Oher criticized the movie for making him look less intelligent and damaged his overall reputation. “There has been so much created from The Blind Side that I am grateful for, which is why you might find it as a shock that the experience surrounding the story has also been a large source of some of my deepest hurt and pain over the past 14 years,” he wrote in his book When Your Back’s Against the Wall. “Beyond the details of the deal, the politics, and the money behind the book and movie, it was the principle of the choices some people made that cut me the deepest.”

“People look at me, and they take things away from me because of a movie,” he told ESPN in 2015. “They don’t really see the skills and the kind of player I am. That’s why I get downgraded so much, because of something off the field. This stuff, calling me a bust, people saying if I can play or not … that has nothing to do with football. It’s something else off the field. That’s why I don’t like that movie.”

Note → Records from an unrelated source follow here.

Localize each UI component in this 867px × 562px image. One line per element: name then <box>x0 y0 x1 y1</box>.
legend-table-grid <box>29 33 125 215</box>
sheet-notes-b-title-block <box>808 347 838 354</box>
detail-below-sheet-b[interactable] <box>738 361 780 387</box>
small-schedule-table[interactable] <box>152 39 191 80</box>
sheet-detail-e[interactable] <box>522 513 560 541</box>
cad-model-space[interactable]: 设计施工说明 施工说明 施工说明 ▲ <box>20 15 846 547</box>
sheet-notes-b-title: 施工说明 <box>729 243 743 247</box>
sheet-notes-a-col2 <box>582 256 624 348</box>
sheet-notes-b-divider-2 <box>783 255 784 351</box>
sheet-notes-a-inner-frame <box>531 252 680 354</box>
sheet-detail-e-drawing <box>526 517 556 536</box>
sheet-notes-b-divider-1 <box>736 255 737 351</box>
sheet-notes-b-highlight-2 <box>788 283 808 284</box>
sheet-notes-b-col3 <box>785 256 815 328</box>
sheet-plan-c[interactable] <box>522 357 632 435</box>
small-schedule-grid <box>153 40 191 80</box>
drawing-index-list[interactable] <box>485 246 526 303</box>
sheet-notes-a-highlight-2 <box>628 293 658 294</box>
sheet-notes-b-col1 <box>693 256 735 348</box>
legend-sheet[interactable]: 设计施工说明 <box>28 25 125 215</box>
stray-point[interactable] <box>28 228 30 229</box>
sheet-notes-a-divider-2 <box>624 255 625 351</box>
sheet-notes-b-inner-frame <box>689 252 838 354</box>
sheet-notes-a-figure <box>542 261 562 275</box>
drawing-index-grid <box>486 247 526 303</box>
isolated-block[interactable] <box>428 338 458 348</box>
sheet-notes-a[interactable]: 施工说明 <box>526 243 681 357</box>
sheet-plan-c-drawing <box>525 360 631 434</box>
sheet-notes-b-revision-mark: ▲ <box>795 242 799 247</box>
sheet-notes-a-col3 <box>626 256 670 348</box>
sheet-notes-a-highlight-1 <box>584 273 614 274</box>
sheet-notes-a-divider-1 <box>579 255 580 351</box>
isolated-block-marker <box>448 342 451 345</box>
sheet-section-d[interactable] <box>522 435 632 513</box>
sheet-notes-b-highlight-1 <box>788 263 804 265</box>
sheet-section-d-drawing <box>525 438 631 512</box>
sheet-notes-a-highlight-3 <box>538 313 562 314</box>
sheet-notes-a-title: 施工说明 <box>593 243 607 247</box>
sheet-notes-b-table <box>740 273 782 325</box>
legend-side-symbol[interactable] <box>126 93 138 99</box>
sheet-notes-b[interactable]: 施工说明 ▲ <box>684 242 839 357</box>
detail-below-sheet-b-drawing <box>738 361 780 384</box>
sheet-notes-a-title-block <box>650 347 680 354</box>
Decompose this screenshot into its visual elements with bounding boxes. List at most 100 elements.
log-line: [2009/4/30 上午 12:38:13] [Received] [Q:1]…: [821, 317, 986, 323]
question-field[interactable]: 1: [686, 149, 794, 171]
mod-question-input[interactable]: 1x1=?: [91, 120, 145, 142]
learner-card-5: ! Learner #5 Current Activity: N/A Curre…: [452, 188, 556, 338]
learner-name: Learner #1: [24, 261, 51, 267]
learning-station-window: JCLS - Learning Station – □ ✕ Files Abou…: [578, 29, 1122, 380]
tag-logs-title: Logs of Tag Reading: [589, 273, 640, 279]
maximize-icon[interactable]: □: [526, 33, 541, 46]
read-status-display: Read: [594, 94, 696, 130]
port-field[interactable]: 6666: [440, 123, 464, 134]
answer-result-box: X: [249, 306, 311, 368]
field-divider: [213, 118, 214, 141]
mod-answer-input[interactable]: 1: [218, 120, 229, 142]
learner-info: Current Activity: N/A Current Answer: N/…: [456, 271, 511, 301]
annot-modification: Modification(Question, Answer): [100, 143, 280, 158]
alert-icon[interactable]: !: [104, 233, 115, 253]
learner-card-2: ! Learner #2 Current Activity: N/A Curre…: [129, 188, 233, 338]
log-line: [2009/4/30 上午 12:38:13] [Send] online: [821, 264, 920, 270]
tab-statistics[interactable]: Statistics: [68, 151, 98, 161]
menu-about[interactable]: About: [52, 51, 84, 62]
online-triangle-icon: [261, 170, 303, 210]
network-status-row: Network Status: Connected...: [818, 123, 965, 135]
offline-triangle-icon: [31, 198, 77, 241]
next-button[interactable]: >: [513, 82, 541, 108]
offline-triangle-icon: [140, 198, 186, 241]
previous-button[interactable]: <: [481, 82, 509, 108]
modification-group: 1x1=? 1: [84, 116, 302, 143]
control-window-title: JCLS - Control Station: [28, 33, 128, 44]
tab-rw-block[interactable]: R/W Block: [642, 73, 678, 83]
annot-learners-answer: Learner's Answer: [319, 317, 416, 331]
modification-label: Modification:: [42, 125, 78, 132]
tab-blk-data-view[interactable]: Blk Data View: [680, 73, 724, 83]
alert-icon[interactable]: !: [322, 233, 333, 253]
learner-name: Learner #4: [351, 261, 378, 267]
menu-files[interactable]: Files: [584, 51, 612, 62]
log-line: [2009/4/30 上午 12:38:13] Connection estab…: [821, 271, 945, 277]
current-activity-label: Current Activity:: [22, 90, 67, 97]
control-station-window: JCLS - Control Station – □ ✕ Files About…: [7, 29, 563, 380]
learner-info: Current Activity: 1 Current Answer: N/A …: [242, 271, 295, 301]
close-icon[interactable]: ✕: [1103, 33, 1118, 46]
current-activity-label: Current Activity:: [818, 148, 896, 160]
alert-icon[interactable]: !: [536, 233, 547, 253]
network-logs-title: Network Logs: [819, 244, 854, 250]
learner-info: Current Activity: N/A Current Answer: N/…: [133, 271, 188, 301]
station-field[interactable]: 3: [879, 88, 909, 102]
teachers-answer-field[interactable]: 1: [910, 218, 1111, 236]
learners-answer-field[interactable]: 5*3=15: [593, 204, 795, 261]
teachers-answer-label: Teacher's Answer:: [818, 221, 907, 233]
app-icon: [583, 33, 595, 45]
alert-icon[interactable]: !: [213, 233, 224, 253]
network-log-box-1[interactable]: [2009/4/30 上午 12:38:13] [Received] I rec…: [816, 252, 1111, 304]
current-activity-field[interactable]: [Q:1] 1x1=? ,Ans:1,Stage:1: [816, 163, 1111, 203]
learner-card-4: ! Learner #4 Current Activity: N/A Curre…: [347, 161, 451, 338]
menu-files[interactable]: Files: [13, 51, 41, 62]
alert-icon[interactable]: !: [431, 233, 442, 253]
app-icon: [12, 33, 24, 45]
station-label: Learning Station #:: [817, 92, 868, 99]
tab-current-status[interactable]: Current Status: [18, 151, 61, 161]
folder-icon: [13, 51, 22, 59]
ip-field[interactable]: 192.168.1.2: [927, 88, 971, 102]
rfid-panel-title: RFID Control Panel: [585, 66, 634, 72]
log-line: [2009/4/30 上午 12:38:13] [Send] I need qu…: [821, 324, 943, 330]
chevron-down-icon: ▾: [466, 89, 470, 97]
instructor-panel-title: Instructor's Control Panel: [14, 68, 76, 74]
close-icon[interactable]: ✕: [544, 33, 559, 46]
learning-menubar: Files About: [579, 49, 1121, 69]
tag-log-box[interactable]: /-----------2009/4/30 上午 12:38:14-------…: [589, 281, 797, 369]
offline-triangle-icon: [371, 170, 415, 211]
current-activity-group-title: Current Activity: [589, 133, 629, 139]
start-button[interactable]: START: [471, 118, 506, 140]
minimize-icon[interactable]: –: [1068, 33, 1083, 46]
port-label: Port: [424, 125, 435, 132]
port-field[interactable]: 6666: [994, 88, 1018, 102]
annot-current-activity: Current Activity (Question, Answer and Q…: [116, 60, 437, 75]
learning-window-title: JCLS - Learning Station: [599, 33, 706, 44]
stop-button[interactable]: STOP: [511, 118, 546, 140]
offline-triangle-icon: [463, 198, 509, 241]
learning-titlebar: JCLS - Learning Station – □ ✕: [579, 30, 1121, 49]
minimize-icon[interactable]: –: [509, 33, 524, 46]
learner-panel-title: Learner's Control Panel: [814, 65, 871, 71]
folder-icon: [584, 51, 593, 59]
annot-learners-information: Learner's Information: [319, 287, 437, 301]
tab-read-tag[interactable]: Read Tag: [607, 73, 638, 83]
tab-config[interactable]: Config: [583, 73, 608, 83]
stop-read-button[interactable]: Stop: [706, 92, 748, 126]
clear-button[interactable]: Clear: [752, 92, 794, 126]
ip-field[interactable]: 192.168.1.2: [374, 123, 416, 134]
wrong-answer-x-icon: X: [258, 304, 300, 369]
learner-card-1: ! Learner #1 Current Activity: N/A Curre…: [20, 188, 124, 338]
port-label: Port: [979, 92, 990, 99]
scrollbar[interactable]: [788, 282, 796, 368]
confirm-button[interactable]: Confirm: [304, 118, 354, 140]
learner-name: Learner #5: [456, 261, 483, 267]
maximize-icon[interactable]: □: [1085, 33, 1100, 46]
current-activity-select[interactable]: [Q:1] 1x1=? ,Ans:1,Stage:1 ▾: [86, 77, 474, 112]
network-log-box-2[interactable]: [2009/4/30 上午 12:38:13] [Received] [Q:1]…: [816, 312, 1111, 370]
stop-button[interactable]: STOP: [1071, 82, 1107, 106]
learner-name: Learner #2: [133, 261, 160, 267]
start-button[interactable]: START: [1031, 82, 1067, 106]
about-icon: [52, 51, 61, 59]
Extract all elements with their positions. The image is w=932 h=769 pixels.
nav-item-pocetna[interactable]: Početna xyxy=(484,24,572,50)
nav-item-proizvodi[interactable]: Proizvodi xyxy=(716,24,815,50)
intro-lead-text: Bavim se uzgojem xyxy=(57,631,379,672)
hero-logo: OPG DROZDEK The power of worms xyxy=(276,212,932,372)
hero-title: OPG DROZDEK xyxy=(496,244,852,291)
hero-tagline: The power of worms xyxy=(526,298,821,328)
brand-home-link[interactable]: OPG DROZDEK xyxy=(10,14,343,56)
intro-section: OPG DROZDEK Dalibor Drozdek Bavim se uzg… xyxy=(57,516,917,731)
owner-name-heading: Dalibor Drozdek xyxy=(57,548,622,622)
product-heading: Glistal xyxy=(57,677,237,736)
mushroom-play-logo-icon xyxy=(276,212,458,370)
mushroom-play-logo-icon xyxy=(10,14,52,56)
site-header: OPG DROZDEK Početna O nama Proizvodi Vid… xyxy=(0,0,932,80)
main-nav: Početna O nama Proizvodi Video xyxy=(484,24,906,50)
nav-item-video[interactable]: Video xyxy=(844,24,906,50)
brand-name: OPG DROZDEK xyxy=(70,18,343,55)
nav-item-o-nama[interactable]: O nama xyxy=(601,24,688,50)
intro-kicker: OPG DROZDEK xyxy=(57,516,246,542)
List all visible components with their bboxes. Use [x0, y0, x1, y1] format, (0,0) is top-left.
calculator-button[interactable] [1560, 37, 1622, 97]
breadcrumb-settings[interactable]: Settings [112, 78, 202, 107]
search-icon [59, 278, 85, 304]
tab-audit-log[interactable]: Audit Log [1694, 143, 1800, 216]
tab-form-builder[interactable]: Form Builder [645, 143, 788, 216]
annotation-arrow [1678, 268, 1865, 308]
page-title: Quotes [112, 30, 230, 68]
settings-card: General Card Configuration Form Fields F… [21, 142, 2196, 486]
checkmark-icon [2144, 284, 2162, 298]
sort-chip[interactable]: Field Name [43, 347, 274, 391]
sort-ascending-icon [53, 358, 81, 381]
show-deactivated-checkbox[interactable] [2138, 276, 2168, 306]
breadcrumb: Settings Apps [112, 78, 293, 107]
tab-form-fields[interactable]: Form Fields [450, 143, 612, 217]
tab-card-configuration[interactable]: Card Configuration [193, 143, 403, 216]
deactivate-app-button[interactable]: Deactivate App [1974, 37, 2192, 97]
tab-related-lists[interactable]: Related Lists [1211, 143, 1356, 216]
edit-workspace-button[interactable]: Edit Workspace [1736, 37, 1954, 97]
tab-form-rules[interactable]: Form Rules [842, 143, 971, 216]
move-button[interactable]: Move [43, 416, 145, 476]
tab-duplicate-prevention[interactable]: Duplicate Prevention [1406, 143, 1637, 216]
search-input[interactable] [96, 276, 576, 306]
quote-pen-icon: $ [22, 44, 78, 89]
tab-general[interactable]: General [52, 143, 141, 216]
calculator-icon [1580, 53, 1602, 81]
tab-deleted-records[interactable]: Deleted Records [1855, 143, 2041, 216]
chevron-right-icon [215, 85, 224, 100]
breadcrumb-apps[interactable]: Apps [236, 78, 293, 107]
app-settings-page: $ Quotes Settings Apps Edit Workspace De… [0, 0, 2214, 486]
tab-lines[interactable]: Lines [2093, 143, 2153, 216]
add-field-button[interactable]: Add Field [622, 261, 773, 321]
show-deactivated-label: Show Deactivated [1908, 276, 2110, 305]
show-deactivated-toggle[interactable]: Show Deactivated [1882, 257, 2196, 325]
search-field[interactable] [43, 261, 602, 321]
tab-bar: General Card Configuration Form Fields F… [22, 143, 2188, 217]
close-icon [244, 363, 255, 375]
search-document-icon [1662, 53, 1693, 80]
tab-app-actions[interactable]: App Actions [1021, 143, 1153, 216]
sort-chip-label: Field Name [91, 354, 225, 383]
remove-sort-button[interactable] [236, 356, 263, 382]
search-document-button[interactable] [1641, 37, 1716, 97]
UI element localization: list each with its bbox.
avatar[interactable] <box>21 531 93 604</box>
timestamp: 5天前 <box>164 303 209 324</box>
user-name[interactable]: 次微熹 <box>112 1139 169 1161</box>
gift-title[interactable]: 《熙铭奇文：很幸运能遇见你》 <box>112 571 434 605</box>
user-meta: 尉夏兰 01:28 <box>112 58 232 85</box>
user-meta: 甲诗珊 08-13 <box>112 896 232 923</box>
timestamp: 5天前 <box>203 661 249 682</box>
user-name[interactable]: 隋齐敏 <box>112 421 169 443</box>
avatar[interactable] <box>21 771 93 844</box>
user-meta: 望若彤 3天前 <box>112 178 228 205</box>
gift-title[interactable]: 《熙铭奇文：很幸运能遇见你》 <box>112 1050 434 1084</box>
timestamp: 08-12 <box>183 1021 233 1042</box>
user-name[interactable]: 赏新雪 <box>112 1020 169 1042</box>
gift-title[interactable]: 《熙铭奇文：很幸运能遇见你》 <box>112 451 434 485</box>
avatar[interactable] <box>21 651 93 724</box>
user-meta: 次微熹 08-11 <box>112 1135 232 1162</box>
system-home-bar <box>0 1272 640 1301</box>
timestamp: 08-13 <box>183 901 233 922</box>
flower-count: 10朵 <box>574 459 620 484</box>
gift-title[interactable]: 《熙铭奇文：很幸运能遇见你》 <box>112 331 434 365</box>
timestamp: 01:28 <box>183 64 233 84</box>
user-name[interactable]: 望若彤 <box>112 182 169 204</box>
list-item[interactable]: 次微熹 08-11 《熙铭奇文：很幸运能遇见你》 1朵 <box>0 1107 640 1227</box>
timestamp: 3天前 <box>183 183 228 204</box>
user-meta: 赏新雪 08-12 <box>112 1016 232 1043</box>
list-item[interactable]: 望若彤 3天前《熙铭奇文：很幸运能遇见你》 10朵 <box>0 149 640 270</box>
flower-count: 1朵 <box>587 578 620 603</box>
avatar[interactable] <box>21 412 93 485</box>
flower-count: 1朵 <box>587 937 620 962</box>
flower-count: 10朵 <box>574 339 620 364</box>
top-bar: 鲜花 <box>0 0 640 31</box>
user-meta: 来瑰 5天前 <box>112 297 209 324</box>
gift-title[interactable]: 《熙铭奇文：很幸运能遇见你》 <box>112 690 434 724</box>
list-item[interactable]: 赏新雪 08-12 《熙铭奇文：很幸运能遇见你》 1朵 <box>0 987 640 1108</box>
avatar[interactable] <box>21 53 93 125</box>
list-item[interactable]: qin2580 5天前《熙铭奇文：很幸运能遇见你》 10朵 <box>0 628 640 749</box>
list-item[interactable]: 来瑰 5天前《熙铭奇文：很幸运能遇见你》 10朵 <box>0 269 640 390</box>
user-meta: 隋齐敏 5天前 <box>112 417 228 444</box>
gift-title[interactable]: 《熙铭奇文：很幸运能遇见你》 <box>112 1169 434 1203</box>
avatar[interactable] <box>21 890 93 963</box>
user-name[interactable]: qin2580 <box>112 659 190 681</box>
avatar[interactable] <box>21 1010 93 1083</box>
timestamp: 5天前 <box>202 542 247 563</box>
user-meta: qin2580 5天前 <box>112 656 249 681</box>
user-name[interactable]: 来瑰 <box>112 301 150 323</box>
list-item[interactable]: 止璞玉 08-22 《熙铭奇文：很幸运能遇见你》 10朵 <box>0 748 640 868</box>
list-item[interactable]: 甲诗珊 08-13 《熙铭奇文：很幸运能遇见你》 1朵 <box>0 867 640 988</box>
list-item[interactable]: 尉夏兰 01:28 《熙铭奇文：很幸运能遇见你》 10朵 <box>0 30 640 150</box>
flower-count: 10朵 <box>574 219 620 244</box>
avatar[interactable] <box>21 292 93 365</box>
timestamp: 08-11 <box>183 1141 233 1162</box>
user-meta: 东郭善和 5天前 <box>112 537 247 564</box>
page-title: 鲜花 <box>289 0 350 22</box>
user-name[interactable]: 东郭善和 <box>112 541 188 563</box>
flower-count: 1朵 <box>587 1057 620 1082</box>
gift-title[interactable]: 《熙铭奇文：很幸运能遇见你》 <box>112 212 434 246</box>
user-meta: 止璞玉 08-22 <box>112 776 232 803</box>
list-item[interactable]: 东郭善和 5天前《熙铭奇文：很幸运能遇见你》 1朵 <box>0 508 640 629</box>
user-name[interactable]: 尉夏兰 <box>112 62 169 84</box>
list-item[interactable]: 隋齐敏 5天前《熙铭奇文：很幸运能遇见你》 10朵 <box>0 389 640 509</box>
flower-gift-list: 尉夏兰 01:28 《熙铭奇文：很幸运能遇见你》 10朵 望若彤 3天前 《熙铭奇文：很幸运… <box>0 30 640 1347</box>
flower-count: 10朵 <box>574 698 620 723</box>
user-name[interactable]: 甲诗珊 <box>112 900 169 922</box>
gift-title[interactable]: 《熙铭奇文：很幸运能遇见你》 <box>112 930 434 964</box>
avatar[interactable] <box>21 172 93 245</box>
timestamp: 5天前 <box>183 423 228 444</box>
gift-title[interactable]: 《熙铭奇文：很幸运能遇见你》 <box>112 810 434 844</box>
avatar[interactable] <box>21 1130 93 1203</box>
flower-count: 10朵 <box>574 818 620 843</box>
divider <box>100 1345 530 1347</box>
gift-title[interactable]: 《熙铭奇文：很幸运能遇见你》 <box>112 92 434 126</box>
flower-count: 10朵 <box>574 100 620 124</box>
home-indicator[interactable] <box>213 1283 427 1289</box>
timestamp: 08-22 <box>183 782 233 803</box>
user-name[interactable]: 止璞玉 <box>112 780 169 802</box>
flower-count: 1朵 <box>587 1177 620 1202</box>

Though Bullock won Best Actress for playing Leigh Anne Tuohy, she expressed regret in taking on the project. “I regretted having taken the film. Like, I shouldn’t have done this,” Bullock told the New York Times. “This is one of those moments that can sit in one hand with a couple of fingers that I left going, I have no idea what I did. I don’t know if it’s right. I don’t know if I gave what I needed to give, but I was spent by the time I left. And I did everything I could that I was able to do.”